The exemption from certain requirements of the Municipal Finance Management Act (MFMA), gazetted on Wednesday, grants local governments a two-month delay to submit their annual financial statements, annual reports, audit opinions, and oversight reports to the auditor-general’s office. The reports would ordinarily have been due at the end of August.

Though the lockdown restrictions have eased over time, they remain in force, affecting the ability of municipalities and their entities to prepare and submit quality annual financial statements, the Treasury said in a statement on Friday.

The phased lockdown has also had a knock-on effect on the availability of municipal staff, said the Treasury.
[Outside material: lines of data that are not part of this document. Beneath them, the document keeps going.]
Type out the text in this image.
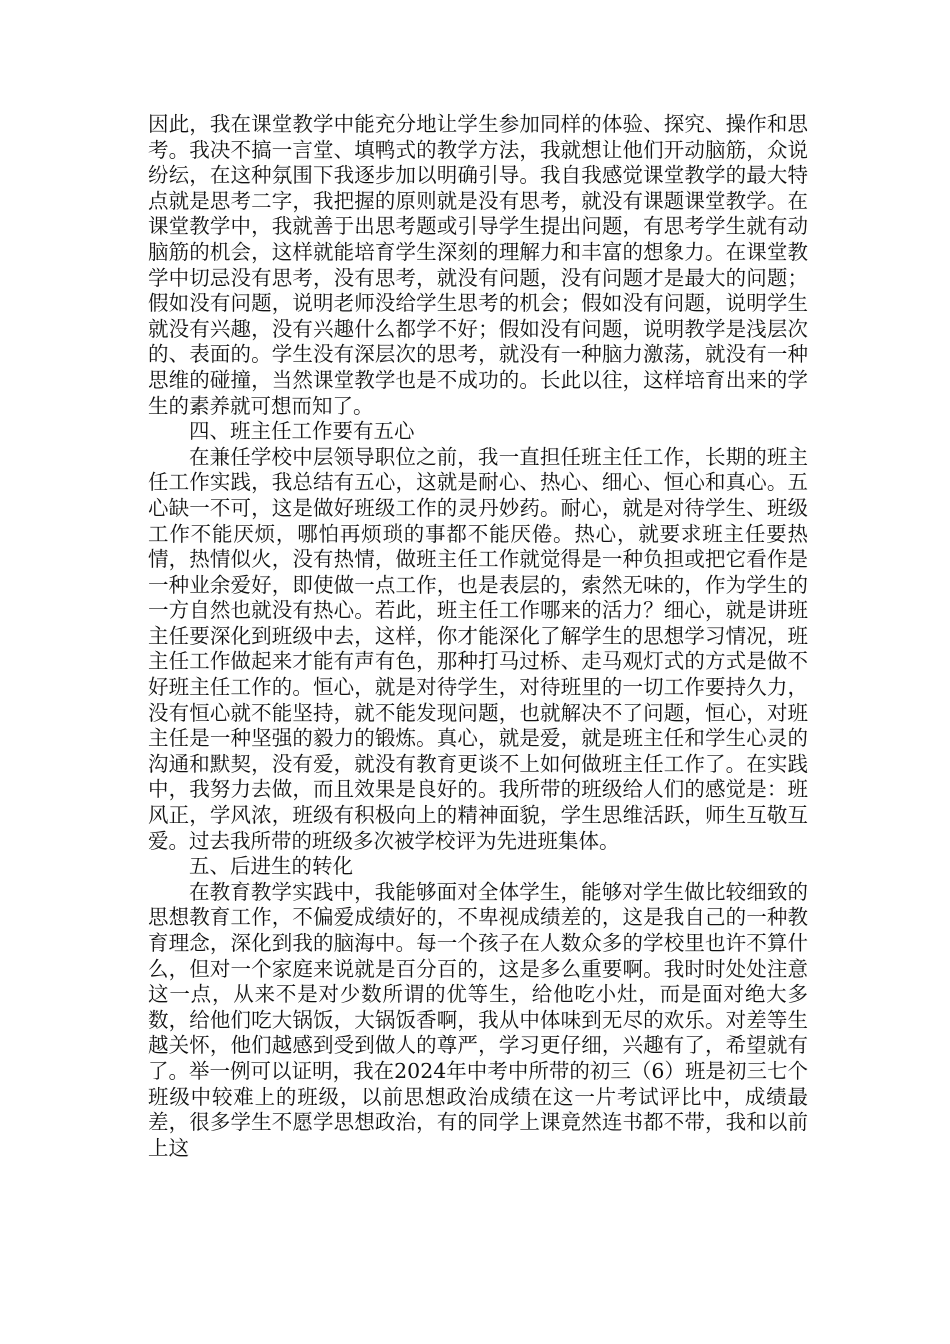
因此，我在课堂教学中能充分地让学生参加同样的体验、探究、操作和思考。我决不搞一言堂、填鸭式的教学方法，我就想让他们开动脑筋，众说纷纭，在这种氛围下我逐步加以明确引导。我自我感觉课堂教学的最大特点就是思考二字，我把握的原则就是没有思考，就没有课题课堂教学。在课堂教学中，我就善于出思考题或引导学生提出问题，有思考学生就有动脑筋的机会，这样就能培育学生深刻的理解力和丰富的想象力。在课堂教学中切忌没有思考，没有思考，就没有问题，没有问题才是最大的问题；假如没有问题，说明老师没给学生思考的机会；假如没有问题，说明学生就没有兴趣，没有兴趣什么都学不好；假如没有问题，说明教学是浅层次的、表面的。学生没有深层次的思考，就没有一种脑力激荡，就没有一种思维的碰撞，当然课堂教学也是不成功的。长此以往，这样培育出来的学生的素养就可想而知了。

四、班主任工作要有五心

在兼任学校中层领导职位之前，我一直担任班主任工作，长期的班主任工作实践，我总结有五心，这就是耐心、热心、细心、恒心和真心。五心缺一不可，这是做好班级工作的灵丹妙药。耐心，就是对待学生、班级工作不能厌烦，哪怕再烦琐的事都不能厌倦。热心，就要求班主任要热情，热情似火，没有热情，做班主任工作就觉得是一种负担或把它看作是一种业余爱好，即使做一点工作，也是表层的，索然无味的，作为学生的一方自然也就没有热心。若此，班主任工作哪来的活力？细心，就是讲班主任要深化到班级中去，这样，你才能深化了解学生的思想学习情况，班主任工作做起来才能有声有色，那种打马过桥、走马观灯式的方式是做不好班主任工作的。恒心，就是对待学生，对待班里的一切工作要持久力，没有恒心就不能坚持，就不能发现问题，也就解决不了问题，恒心，对班主任是一种坚强的毅力的锻炼。真心，就是爱，就是班主任和学生心灵的沟通和默契，没有爱，就没有教育更谈不上如何做班主任工作了。在实践中，我努力去做，而且效果是良好的。我所带的班级给人们的感觉是：班风正，学风浓，班级有积极向上的精神面貌，学生思维活跃，师生互敬互爱。过去我所带的班级多次被学校评为先进班集体。

五、后进生的转化

在教育教学实践中，我能够面对全体学生，能够对学生做比较细致的思想教育工作，不偏爱成绩好的，不卑视成绩差的，这是我自己的一种教育理念，深化到我的脑海中。每一个孩子在人数众多的学校里也许不算什么，但对一个家庭来说就是百分百的，这是多么重要啊。我时时处处注意这一点，从来不是对少数所谓的优等生，给他吃小灶，而是面对绝大多数，给他们吃大锅饭，大锅饭香啊，我从中体味到无尽的欢乐。对差等生越关怀，他们越感到受到做人的尊严，学习更仔细，兴趣有了，希望就有了。举一例可以证明，我在2024年中考中所带的初三（6）班是初三七个班级中较难上的班级，以前思想政治成绩在这一片考试评比中，成绩最差，很多学生不愿学思想政治，有的同学上课竟然连书都不带，我和以前上这
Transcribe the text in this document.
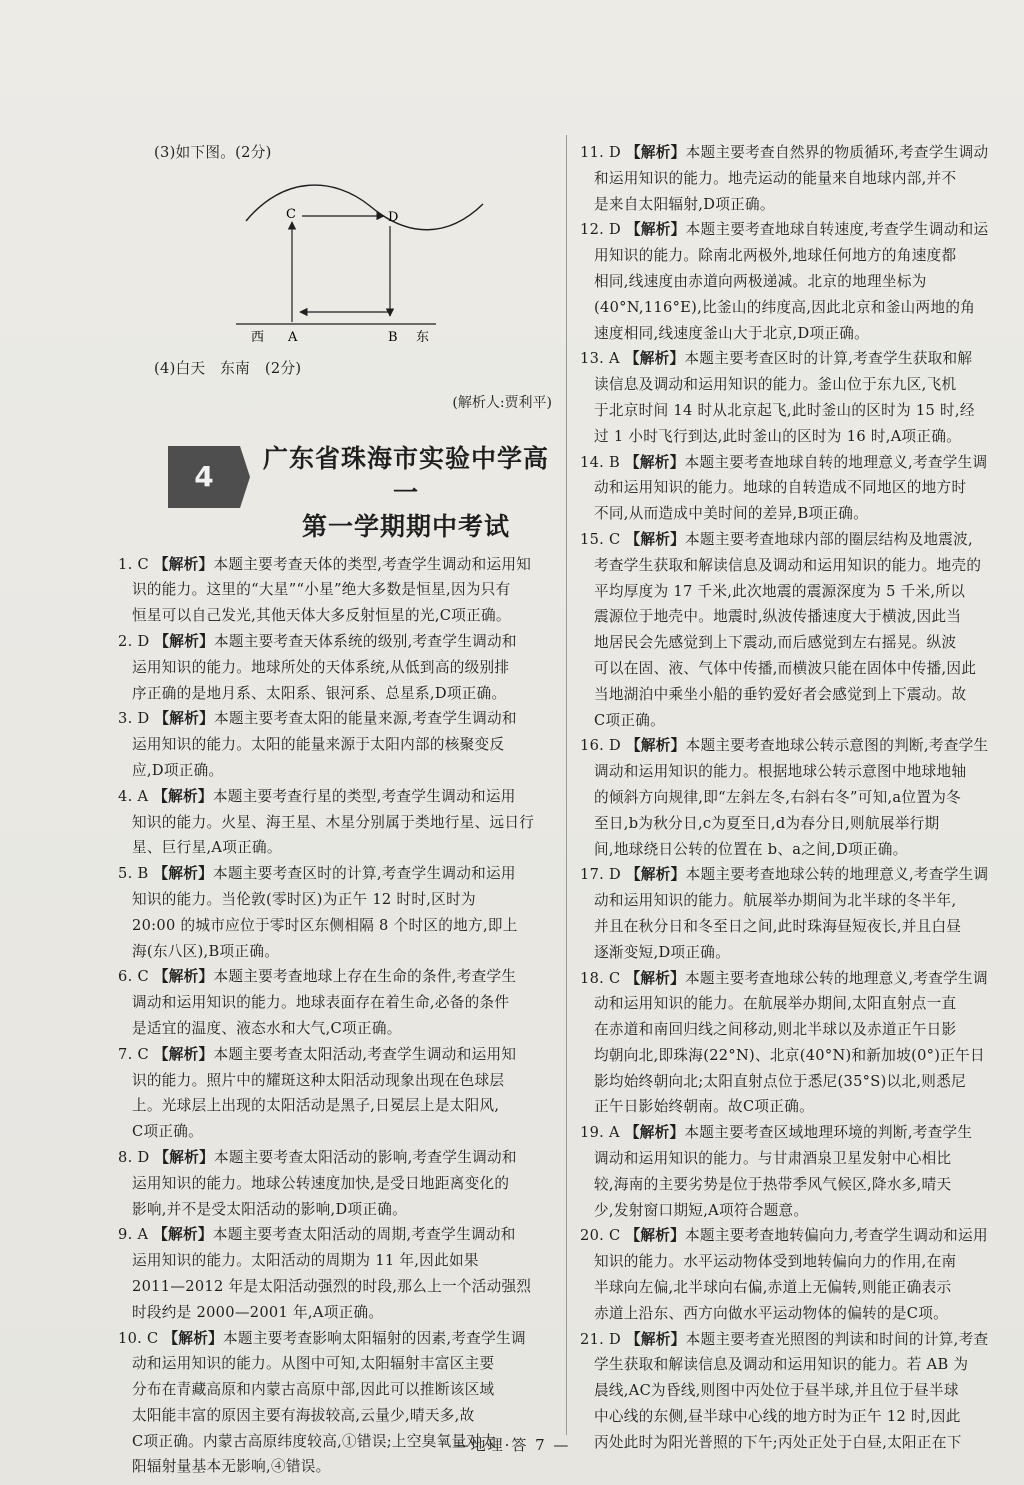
(3)如下图。(2分)
C	D
西 A	B 东
(4)白天　东南　(2分)
(解析人:贾利平)
4
广东省珠海市实验中学高一
第一学期期中考试
1. C 【解析】本题主要考查天体的类型,考查学生调动和运用知
识的能力。这里的“大星”“小星”绝大多数是恒星,因为只有
恒星可以自己发光,其他天体大多反射恒星的光,C项正确。
2. D 【解析】本题主要考查天体系统的级别,考查学生调动和
运用知识的能力。地球所处的天体系统,从低到高的级别排
序正确的是地月系、太阳系、银河系、总星系,D项正确。
3. D 【解析】本题主要考查太阳的能量来源,考查学生调动和
运用知识的能力。太阳的能量来源于太阳内部的核聚变反
应,D项正确。
4. A 【解析】本题主要考查行星的类型,考查学生调动和运用
知识的能力。火星、海王星、木星分别属于类地行星、远日行
星、巨行星,A项正确。
5. B 【解析】本题主要考查区时的计算,考查学生调动和运用
知识的能力。当伦敦(零时区)为正午 12 时时,区时为
20:00 的城市应位于零时区东侧相隔 8 个时区的地方,即上
海(东八区),B项正确。
6. C 【解析】本题主要考查地球上存在生命的条件,考查学生
调动和运用知识的能力。地球表面存在着生命,必备的条件
是适宜的温度、液态水和大气,C项正确。
7. C 【解析】本题主要考查太阳活动,考查学生调动和运用知
识的能力。照片中的耀斑这种太阳活动现象出现在色球层
上。光球层上出现的太阳活动是黑子,日冕层上是太阳风,
C项正确。
8. D 【解析】本题主要考查太阳活动的影响,考查学生调动和
运用知识的能力。地球公转速度加快,是受日地距离变化的
影响,并不是受太阳活动的影响,D项正确。
9. A 【解析】本题主要考查太阳活动的周期,考查学生调动和
运用知识的能力。太阳活动的周期为 11 年,因此如果
2011—2012 年是太阳活动强烈的时段,那么上一个活动强烈
时段约是 2000—2001 年,A项正确。
10. C 【解析】本题主要考查影响太阳辐射的因素,考查学生调
动和运用知识的能力。从图中可知,太阳辐射丰富区主要
分布在青藏高原和内蒙古高原中部,因此可以推断该区域
太阳能丰富的原因主要有海拔较高,云量少,晴天多,故
C项正确。内蒙古高原纬度较高,①错误;上空臭氧量对太
阳辐射量基本无影响,④错误。
11. D 【解析】本题主要考查自然界的物质循环,考查学生调动
和运用知识的能力。地壳运动的能量来自地球内部,并不
是来自太阳辐射,D项正确。
12. D 【解析】本题主要考查地球自转速度,考查学生调动和运
用知识的能力。除南北两极外,地球任何地方的角速度都
相同,线速度由赤道向两极递减。北京的地理坐标为
(40°N,116°E),比釜山的纬度高,因此北京和釜山两地的角
速度相同,线速度釜山大于北京,D项正确。
13. A 【解析】本题主要考查区时的计算,考查学生获取和解
读信息及调动和运用知识的能力。釜山位于东九区,飞机
于北京时间 14 时从北京起飞,此时釜山的区时为 15 时,经
过 1 小时飞行到达,此时釜山的区时为 16 时,A项正确。
14. B 【解析】本题主要考查地球自转的地理意义,考查学生调
动和运用知识的能力。地球的自转造成不同地区的地方时
不同,从而造成中美时间的差异,B项正确。
15. C 【解析】本题主要考查地球内部的圈层结构及地震波,
考查学生获取和解读信息及调动和运用知识的能力。地壳的
平均厚度为 17 千米,此次地震的震源深度为 5 千米,所以
震源位于地壳中。地震时,纵波传播速度大于横波,因此当
地居民会先感觉到上下震动,而后感觉到左右摇晃。纵波
可以在固、液、气体中传播,而横波只能在固体中传播,因此
当地湖泊中乘坐小船的垂钓爱好者会感觉到上下震动。故
C项正确。
16. D 【解析】本题主要考查地球公转示意图的判断,考查学生
调动和运用知识的能力。根据地球公转示意图中地球地轴
的倾斜方向规律,即“左斜左冬,右斜右冬”可知,a位置为冬
至日,b为秋分日,c为夏至日,d为春分日,则航展举行期
间,地球绕日公转的位置在 b、a之间,D项正确。
17. D 【解析】本题主要考查地球公转的地理意义,考查学生调
动和运用知识的能力。航展举办期间为北半球的冬半年,
并且在秋分日和冬至日之间,此时珠海昼短夜长,并且白昼
逐渐变短,D项正确。
18. C 【解析】本题主要考查地球公转的地理意义,考查学生调
动和运用知识的能力。在航展举办期间,太阳直射点一直
在赤道和南回归线之间移动,则北半球以及赤道正午日影
均朝向北,即珠海(22°N)、北京(40°N)和新加坡(0°)正午日
影均始终朝向北;太阳直射点位于悉尼(35°S)以北,则悉尼
正午日影始终朝南。故C项正确。
19. A 【解析】本题主要考查区域地理环境的判断,考查学生
调动和运用知识的能力。与甘肃酒泉卫星发射中心相比
较,海南的主要劣势是位于热带季风气候区,降水多,晴天
少,发射窗口期短,A项符合题意。
20. C 【解析】本题主要考查地转偏向力,考查学生调动和运用
知识的能力。水平运动物体受到地转偏向力的作用,在南
半球向左偏,北半球向右偏,赤道上无偏转,则能正确表示
赤道上沿东、西方向做水平运动物体的偏转的是C项。
21. D 【解析】本题主要考查光照图的判读和时间的计算,考查
学生获取和解读信息及调动和运用知识的能力。若 AB 为
晨线,AC为昏线,则图中丙处位于昼半球,并且位于昼半球
中心线的东侧,昼半球中心线的地方时为正午 12 时,因此
丙处此时为阳光普照的下午;丙处正处于白昼,太阳正在下
—地理·答 7 —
This has added to the delays in municipalities’ ability to prepare their annual financial statements and undertake procedures, including the physical verification of assets, meter-reading, revenue management, valuations and finalising supporting documentation, it said.

“There are similar negative impacts on quality assurance processes, annual reporting and oversight reports,” the Treasury said.

SA’s municipalities — many of which were already in a precarious financial state — have been hard hit by the pandemic and the lockdown, which is expected to push the economy into its worst recession since the Great Depression.

With many residents losing their jobs or seeing their income reduced during the lockdown, embattled local governments saw their revenues decline about 30% on average during the worst of the lockdown, according to the recent supplementary budget.

Though the lockdown has been a severe shock, the country’s local governments suffer from chronic mismanagement.

Outgoing auditor-general Kimi Makwetu outlined their debilitated state in his most recent report of municipalities’ audit outcomes under the MFMA.

His office found that the financial health of 79% of municipalities was “either concerning or requiring urgent intervention”, at the same time that there was a rise in both the levels of fruitless and wasteful, as well as unauthorised, expenditure.

He described most municipalities as “crippled by debt” and unable to pay for basic services such as water and electricity.

Makwetu said their accounts reflected “inaccurate and lacklustre revenue collection; expenditure that is unauthorised, irregular, fruitless and wasteful; and a high dependence on grants and assistance from national government”.